Abdominal Aortic Aneurysm



Abdominal aortic aneurysm (AAA) refers to dilation of the abdominal aorta, with a diameter of more than 3cm. Often the first time patients become aware of an aneurysm is when it ruptures, causing life-threatening bleeding into the abdominal cavity. The mortality of a ruptured AAA is around 80%.

Risk Factors

  • Men are affected significantly more often and at a younger age than women
  • Increased age
  • Smoking 
  • Hypertension
  • Family history
  • Existing cardiovascular disease

 

Screening

All men in England are offered a screening ultrasound scan at age 65 to detect asymptomatic AAA. Early detection of an AAA means preventative measures can stop it from expanding further or rupturing. 

Women are not routinely offered screening, as they are at much lower risk. The NICE guidelines (2020) say a routine ultrasound can be considered in women aged over 70 with risk factors such as existing cardiovascular disease, COPD, family history, hypertension, hyperlipidaemia or smoking.

Patients with an aorta diameter above 3cm are referred to a vascular team (urgently if more than 5.5cm).

 

Presentation

Most patients with an AAA are asymptomatic. It may be discovered on routine screening or when it ruptures.

Other ways it can present include:

  • Non-specific abdominal pain
  • Pulsatile and expansile mass in the abdomen when palpated with both hands
  • As an incidental finding on an abdominal x-ray, ultrasound or CT scan

 

Diagnosis

Ultrasound is the usual initial investigation for establishing the diagnosis. 

CT angiogram gives a more detailed picture of the aneurysm and helps guide elective surgery to repair the aneurysm.

 

Classification

The severity of the aortic aneurysm depends on the size:

  • Normal: less than 3cm
  • Small aneurysm: 3 – 4.4cm
  • Medium aneurysm: 4.5 – 5.4cm
  • Large aneurysm: above 5.5cm

 

Management

The risk of progression of an AAA can be reduced by treating reversible risk factors:

  • Stop smoking
  • Healthy diet and exercise
  • Optimising the management of hypertension, diabetes and hyperlipidaemia

 

The Public Health England (updated 2017) screening and surveillance programme recommends follow up scans:

  • Yearly for patients with aneurysms 3-4.4cm
  • 3 monthly for patients with aneurysms 4.5-5.4cm

 

The NICE guidelines (2020) recommend elective repair for patients with any of:

  • Symptomatic aneurysm
  • Diameter growing more than 1cm per year
  • Diameter above 5.5cm

 

Elective surgical repair involves inserting an artificial “graft” into the section of the aorta affected by the aneurysm.

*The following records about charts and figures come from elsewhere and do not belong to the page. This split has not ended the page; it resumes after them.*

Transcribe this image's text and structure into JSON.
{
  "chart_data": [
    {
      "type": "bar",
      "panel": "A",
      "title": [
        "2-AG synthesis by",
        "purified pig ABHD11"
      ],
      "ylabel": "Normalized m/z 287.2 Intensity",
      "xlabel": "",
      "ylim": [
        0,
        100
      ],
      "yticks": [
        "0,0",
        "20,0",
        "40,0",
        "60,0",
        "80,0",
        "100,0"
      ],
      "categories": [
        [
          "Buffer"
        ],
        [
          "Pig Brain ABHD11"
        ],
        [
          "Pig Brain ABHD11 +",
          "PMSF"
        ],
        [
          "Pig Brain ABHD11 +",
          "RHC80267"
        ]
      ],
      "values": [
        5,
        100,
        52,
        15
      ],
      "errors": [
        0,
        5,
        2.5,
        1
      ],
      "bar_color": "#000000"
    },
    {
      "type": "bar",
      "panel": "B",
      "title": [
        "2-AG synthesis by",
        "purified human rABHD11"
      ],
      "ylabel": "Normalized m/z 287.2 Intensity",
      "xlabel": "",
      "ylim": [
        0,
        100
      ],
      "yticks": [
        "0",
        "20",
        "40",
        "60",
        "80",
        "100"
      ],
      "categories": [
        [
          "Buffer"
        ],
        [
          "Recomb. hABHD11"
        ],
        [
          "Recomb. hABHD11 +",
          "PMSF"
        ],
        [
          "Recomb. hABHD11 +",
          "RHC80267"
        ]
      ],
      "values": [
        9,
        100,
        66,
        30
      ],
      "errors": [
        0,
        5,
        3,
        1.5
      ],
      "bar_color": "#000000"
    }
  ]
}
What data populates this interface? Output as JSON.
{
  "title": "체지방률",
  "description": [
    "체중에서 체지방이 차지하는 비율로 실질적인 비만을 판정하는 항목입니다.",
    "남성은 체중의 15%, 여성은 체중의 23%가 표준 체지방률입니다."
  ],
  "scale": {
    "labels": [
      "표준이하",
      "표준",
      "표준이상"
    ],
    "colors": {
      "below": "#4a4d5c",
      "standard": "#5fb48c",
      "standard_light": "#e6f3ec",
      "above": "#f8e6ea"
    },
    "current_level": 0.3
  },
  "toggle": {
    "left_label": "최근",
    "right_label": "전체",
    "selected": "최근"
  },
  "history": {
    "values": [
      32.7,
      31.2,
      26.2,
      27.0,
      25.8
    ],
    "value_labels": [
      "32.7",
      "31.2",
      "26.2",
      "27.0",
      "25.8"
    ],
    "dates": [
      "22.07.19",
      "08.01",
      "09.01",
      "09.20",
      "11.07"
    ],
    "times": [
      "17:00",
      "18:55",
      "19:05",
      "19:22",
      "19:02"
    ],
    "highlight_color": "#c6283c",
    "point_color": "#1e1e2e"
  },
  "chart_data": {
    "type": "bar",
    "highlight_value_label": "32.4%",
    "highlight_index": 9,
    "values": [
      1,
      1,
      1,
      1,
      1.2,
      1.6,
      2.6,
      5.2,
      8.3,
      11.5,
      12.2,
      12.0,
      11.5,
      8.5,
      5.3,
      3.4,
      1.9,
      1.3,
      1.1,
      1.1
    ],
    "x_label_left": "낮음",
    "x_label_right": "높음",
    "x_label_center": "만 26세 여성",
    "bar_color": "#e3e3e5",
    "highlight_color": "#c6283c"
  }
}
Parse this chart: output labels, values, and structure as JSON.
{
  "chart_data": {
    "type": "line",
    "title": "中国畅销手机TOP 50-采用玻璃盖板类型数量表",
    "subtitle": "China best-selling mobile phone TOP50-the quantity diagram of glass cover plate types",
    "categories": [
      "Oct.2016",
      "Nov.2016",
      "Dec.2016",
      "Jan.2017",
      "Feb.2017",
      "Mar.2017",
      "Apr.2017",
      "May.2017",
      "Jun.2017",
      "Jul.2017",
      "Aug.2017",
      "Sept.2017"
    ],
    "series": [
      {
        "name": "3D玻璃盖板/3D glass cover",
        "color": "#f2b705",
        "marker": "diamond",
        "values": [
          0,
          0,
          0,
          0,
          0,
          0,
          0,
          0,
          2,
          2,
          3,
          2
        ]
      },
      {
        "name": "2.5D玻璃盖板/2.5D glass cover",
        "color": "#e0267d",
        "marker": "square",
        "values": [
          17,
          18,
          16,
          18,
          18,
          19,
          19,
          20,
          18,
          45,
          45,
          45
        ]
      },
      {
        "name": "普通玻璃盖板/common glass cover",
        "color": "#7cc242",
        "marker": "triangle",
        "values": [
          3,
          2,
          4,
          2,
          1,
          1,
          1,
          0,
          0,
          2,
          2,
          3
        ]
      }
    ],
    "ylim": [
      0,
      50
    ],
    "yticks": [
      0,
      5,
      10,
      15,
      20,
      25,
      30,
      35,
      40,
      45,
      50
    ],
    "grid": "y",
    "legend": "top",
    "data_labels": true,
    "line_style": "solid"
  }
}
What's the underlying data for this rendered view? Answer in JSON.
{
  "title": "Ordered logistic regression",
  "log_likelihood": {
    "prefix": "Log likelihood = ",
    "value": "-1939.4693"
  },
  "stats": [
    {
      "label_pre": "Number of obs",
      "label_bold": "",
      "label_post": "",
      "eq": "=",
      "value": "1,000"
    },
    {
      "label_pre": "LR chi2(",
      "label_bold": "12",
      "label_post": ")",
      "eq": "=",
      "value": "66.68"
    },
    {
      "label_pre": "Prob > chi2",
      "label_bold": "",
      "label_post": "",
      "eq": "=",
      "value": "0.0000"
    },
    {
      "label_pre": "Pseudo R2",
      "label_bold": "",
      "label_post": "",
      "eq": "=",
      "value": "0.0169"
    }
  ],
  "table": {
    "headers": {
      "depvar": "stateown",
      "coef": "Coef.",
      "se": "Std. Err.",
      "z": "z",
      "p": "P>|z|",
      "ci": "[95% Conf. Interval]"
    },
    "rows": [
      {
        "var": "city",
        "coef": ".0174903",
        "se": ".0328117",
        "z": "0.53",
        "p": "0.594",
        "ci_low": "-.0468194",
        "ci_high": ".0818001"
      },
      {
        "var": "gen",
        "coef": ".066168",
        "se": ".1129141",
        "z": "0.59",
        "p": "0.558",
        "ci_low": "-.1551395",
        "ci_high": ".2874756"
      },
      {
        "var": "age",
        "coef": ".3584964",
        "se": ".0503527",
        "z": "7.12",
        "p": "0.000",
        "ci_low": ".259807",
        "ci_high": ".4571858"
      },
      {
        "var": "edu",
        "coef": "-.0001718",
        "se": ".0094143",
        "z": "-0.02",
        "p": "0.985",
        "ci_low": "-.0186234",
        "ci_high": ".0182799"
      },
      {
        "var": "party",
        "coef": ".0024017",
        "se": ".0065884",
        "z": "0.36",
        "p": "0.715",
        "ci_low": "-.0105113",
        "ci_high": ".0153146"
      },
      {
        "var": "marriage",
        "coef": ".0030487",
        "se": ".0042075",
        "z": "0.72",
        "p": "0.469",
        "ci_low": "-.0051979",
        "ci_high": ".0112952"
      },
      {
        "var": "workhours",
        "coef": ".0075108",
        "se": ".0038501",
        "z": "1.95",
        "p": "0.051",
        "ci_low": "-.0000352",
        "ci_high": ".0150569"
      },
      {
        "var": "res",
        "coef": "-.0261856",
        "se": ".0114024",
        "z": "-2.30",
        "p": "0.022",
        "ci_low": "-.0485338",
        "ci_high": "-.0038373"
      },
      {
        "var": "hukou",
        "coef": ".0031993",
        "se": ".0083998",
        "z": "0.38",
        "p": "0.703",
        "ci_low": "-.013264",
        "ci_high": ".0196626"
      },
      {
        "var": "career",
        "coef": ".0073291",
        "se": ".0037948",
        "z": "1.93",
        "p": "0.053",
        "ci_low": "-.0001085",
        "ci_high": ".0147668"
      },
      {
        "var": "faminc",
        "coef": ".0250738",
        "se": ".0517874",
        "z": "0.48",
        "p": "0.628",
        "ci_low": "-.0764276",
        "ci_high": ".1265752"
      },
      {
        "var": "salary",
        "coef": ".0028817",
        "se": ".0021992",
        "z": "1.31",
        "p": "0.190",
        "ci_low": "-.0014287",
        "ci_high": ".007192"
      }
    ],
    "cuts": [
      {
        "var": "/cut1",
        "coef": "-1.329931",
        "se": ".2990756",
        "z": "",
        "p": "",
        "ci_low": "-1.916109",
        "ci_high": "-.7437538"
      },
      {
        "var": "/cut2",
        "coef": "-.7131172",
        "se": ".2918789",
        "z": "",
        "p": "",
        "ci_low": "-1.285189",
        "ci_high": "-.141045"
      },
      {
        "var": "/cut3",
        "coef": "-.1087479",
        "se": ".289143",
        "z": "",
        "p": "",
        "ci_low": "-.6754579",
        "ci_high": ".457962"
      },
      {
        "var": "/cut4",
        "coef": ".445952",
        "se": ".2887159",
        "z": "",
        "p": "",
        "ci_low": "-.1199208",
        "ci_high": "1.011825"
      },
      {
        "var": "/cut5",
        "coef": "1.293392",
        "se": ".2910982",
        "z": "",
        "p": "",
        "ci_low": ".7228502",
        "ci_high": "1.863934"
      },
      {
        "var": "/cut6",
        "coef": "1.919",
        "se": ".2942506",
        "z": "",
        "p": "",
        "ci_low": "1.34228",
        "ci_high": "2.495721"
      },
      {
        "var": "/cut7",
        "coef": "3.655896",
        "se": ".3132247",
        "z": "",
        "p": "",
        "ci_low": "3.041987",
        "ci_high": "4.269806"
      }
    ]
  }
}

There are two methods for inserting the graft:

  • Open repair via a laparotomy
  • Endovascular aneurysm repair (EVAR) using a stent inserted via the femoral arteries

 

Gov.uk (April 2021) advise that patients must: 

  • Inform the DVLA if they have an aneurysm above 6cm
  • Stop driving if it is above 6.5cm
  • Stricter rules apply to drivers of heavy vehicles (e.g., bus or lorry drivers)

 

Ruptured AAA

The risk of rupture increases with the diameter of the aneurysm (roughly 5% for 5cm and 40% for 8 cm aneurysm). Ruptured AAA has an extremely high mortality (around 80%).

A ruptured aortic aneurysm presents with:

  • Severe abdominal pain that may radiate to the back or groin
  • Haemodynamic instability (hypotension and tachycardia)
  • Pulsatile and expansile mass in the abdomen
  • Collapse
  • Loss of consciousness

 

An abdominal aortic aneurysm is a surgical emergency requiring immediate involvement of experienced seniors, vascular surgeons, anaesthetists and theatre teams. 

Permissive hypotension refers to the strategy of aiming for a lower than normal blood pressure when performing fluid resuscitation. The theory is that increasing the blood pressure may increase blood loss.

Haemodynamically unstable patients with a suspected AAA should be transferred directly to theatre. Surgical repair should not be delayed by getting imaging to confirm the diagnosis.

CT angiogram can be used to diagnose or exclude ruptured AAA in haemodynamically stable patients.

In patients with co-morbidities that make the prognosis with surgery very poor, a discussion needs to be had with senior doctors, the patient and their family about palliative care.